Violence, greed, political turmoil and money in quantities reminiscent of another era that is selectively passed out in wads, rolls and tombstones. You're either watching Terence Winter and Martin Scorsese's new HBO series Boardwalk Empire, or getting your late night thrills from the pages of The Sugar King of Havana: The Rise and Fall of Julio Lobo, Cuba's Last Tycoon by John Paul Rathbone or The Coke Machine: The Dirty Truth Behind The World's Favorite Soft Drink by Michael Blanding, two recently released non-fiction food titles.

The Sugar King of Havana may not have the eye-catching name recognition — it's hard to compete with Coca-Cola, which in fact is largely Blanding's point throughout the The Coke Machine. But Rathbone's profile of Julio Lobo, a.k.a. the Sugar King, is a very personal tale. Or at least as personal as a reporting book can be about an incredibly powerful man (control sugar, and you control the world) without turning into something else entirely, say a sappy memoir or similar highly fantasized non-fiction.

law logo2x bRathbone, the Financial Times' Latin American Editor, is connected to Lobo through his mother, who was raised in Cuba. Lobo was the richest man in pre-revolutionary Cuba before Fidel Castro ended his sugar monopoly fifty years ago. The reporter says his mother was a close childhood friend of Lobo's daughter (sounds like a fascinating sleepover chaperon).

At his height, Lobo single-handedly controlled global sugar prices, counted Napoleon's molar teeth among his collectible treasures, and hobnobbed, if not always by choice, with Che Guevera (Lobo politely declined Guevera's offer to become the Minister of Sugar in the new Communist regime). According to Rathbone, that was the end of Lobo, and his riches, which vanished virtually overnight. Such is the way the sugar cookie crumbles.

Which gets us to this month's release of The Coke Machine by another journalist, Blanding, a liquid American-ized version of more or less the same story. But here, there is no single sugar king. It is about democracy at its best and worst, with no chance of a Che Guevera “Brutal Youth” moment of t-shirt idolization.
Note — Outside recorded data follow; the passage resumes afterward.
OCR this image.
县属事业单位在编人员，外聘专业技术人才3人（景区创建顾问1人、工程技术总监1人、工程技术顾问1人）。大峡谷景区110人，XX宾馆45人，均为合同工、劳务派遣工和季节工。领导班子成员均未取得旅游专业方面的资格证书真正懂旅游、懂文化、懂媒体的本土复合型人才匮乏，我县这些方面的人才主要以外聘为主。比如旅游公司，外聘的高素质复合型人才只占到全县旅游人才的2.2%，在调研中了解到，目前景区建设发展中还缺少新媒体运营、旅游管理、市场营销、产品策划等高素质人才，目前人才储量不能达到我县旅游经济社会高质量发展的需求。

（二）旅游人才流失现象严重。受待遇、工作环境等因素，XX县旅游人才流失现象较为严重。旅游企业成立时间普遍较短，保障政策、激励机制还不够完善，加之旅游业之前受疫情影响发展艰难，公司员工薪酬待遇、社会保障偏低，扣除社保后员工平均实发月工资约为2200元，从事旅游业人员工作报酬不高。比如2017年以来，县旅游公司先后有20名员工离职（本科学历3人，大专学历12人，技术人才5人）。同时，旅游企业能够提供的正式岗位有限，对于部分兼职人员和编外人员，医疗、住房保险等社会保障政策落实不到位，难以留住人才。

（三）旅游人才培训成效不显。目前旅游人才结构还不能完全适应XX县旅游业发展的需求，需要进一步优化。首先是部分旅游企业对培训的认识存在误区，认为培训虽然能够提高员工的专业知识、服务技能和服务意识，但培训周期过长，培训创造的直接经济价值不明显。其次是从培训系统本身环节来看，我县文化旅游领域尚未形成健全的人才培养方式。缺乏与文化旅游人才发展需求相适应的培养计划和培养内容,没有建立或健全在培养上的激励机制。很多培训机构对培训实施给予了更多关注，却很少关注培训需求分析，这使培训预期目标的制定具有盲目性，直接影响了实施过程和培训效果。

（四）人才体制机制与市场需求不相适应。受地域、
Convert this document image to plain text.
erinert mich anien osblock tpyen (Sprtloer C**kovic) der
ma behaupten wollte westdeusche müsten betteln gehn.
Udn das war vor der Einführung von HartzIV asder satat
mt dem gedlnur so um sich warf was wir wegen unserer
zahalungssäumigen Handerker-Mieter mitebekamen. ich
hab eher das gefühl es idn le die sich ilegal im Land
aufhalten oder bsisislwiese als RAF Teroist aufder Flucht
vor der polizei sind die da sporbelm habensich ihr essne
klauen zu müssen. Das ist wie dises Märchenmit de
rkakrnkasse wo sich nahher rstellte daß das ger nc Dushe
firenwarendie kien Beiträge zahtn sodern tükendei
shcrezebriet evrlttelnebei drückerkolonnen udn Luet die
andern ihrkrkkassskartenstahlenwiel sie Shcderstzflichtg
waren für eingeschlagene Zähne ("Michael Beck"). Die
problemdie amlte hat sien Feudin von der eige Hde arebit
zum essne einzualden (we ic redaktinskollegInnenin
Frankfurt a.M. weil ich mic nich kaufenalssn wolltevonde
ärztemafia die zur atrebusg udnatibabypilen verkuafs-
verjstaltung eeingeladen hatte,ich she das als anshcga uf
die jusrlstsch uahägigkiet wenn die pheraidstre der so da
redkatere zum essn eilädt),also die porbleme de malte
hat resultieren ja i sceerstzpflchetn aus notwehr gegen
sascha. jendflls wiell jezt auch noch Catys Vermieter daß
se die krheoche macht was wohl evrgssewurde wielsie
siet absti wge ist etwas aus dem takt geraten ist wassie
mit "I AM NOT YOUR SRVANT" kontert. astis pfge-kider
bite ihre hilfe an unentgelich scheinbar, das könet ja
Blanding's goal is to talk about back-door business with the Nazis while the U.S. was at war, depleting already-strained drinking water sources to make soda in India, and corporate-condoned labor union violence at Colombia bottling plants.

They're the sort of books we need more of these days — well-researched journalistic reporting tomes, not those funded by a wealthy or highly connected entertainment or political figure thinly disguised advertorial. And yet even here, it's important to take these books with a grain of sugar. As they are, of course, just one side of the sugar and soda wars story. Perhaps they could be a holiday gift basket idea in the making? The Sugar King and The Coke Machine, tucked side-by-side into a handmade sugarcane basket with a few bottles of Coke, a bag or two of sugar. And of course, that very wide (and very genuine?) global family “We Are the World” holiday gift basket smile.